Navi Pillay, UN High Commissioner for Human Rights, told a press conference in Geneva: “The collective actions of the people of North Africa and the Middle East have reaffirmed the importance and universality of human rights in a way we could not have dreamed of on 1 January this year.
“We all want, we all deserve, and we are all entitled to have our rights observed – not partially, not sometimes, not at the whim of dictators or other repressive rulers and authorities, but all of us, all of the time, everywhere.”
“That,” she said, “is the message of the Arab Spring, and it is a message that has reverberated all across the world, stimulating discussion and dialogue, and renewed hope in the power of people to realize change.”
Previously, the High Commissioner noted, “the Middle East and North Africa was one of those areas where we had all been told the people had other preoccupations and were not particularly interested in human rights.”
She said the Tunisians and Egyptians “had blown that myth away,” leading citizens of other countries in the region wondering if they could do the same, and so the protests had spread.
“Several governments reacted in a violent and repressive fashion, leading to the loss of thousands of lives, torture, arbitrary detention, disappearances and other violations.”
But, the High Commissioner added, “the situation was different in Jordan, Morocco and Algeria, which also experienced protests, but in those countries the governments have responded with positive reforms.”
Ms.

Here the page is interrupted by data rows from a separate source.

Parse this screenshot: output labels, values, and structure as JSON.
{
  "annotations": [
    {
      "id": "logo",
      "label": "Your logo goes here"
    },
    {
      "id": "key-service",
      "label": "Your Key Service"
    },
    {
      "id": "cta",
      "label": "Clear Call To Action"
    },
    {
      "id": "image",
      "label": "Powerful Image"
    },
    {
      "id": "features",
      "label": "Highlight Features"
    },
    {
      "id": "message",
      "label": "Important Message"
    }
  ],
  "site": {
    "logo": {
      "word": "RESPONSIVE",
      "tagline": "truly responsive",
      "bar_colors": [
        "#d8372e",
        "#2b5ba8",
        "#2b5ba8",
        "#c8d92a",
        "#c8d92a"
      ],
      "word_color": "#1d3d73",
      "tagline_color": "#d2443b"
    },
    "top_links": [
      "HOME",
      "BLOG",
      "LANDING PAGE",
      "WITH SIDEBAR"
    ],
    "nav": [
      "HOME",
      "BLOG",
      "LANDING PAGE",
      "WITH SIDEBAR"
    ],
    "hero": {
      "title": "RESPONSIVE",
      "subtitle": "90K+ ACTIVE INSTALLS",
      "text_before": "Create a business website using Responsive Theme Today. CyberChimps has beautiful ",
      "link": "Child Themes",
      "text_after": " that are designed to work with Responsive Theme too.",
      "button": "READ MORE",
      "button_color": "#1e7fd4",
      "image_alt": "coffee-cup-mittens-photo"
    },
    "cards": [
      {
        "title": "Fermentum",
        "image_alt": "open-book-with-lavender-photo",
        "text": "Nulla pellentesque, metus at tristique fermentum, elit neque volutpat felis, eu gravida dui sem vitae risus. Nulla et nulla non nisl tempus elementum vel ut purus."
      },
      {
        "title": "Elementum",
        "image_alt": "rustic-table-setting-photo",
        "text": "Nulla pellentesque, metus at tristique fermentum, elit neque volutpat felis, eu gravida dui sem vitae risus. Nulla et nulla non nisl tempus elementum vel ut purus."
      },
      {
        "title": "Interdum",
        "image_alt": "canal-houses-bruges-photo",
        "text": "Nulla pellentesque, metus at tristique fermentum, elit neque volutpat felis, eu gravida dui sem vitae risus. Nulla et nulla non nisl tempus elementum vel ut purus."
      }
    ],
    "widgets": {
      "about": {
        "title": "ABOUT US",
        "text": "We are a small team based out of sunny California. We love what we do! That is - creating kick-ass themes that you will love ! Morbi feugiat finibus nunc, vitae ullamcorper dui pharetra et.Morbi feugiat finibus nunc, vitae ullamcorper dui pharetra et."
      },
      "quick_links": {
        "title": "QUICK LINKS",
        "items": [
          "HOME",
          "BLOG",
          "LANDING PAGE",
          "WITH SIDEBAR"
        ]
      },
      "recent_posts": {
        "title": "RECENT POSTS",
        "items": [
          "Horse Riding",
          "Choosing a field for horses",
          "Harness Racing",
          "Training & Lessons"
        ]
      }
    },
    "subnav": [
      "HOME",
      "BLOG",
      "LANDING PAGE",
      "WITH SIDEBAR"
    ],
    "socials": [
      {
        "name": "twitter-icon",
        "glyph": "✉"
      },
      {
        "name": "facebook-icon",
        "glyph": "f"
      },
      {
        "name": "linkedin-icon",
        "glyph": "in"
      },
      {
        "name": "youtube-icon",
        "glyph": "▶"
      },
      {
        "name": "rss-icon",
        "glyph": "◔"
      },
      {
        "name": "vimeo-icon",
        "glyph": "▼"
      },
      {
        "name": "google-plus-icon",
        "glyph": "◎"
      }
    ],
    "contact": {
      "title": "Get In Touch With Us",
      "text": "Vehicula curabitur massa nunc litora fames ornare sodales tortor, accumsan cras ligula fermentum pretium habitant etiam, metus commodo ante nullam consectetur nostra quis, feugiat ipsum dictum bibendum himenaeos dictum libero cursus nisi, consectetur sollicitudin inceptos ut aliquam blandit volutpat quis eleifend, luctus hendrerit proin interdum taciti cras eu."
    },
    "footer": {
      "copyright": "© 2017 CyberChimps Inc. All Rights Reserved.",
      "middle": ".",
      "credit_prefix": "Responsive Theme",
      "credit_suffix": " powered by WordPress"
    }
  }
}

Pillay said that the new developments had coincided with the need for her office (OHCHR) to expand its activities in numbers and locations, which has left its resources “extremely stretched.”
She said her office’s budget is $202 million, reportedly about the same amount as Australians spend each year on Easter eggs or the cost of three F-16 jet-fighter airplanes.
“The amount Europeans spent on their pets in 2010 alone (€56.8 billion) would fund the entire UN human rights system, including my office, for something like 250 years,” she said.
The High Commissioner asked States to “devote much more to making human rights a reality.”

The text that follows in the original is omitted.